Kunjungan Indraza yang membidangi sektor pendidikan dan anak, meliputi peninjauan dapur produksi Satuan Pelayanan Pemenuhan Gizi (SPPG) dan proses distribusi di SDN Utama 2 Tarakan. Indraza menegaskan, tanpa adanya Perpres yang jelas, pelaksanaan di daerah masih bergantung pada improvisasi dan sulit mencapai standardisasi.
“Kalau Perpresnya sudah keluar, itu akan menjadi dasar penting bagi daerah untuk menyusun aturan turunan seperti Perwali atau Pergub. Sehingga pelaksanaannya punya standar yang sama di seluruh daerah,” jelasnya. Menurut Ombudsman, standardisasi sangat diperlukan untuk memastikan konsistensi dalam rantai pasokan, standar gizi, kebersihan, hingga tanggung jawab antar instansi.
Selain kendala regulasi, Ombudsman juga menyoroti perlunya peningkatan pengawasan pada proses penyiapan dan pembersihan dapur untuk menjaga higienitas. Meskipun secara umum fasilitas dapur di Tarakan sudah tergolong memadai. Indraza secara khusus menekankan pentingnya peran aktif pemerintah daerah (Pemda) dalam pelaksanaan program MBG.

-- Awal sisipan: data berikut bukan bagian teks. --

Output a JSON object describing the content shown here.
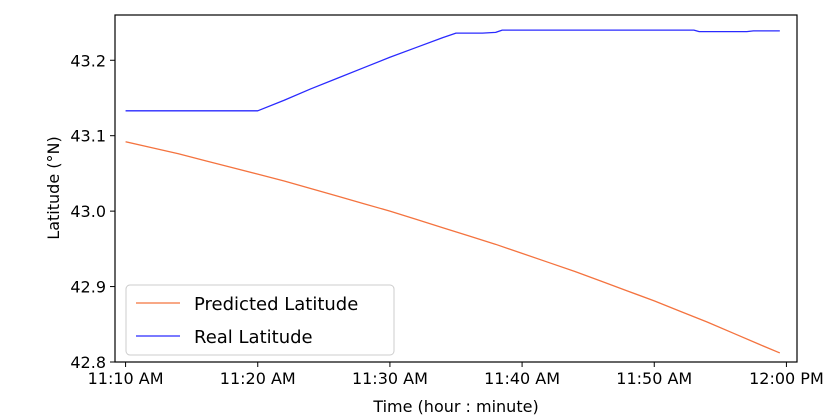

“Dalam praktik di lapangan, yang berhadapan langsung dengan pelaksanaan program adalah pihak daerah. Jadi peran pemda harus diperkuat, tidak bisa hanya pusat yang mengawasi,” tegasnya.
Ombudsman mencatat, arah pelaksanaan program MBG di Tarakan sudah benar dan belum ditemukan kendala serius. Namun evaluasi mendalam akan terus dilakukan setelah Perpres diterbitkan.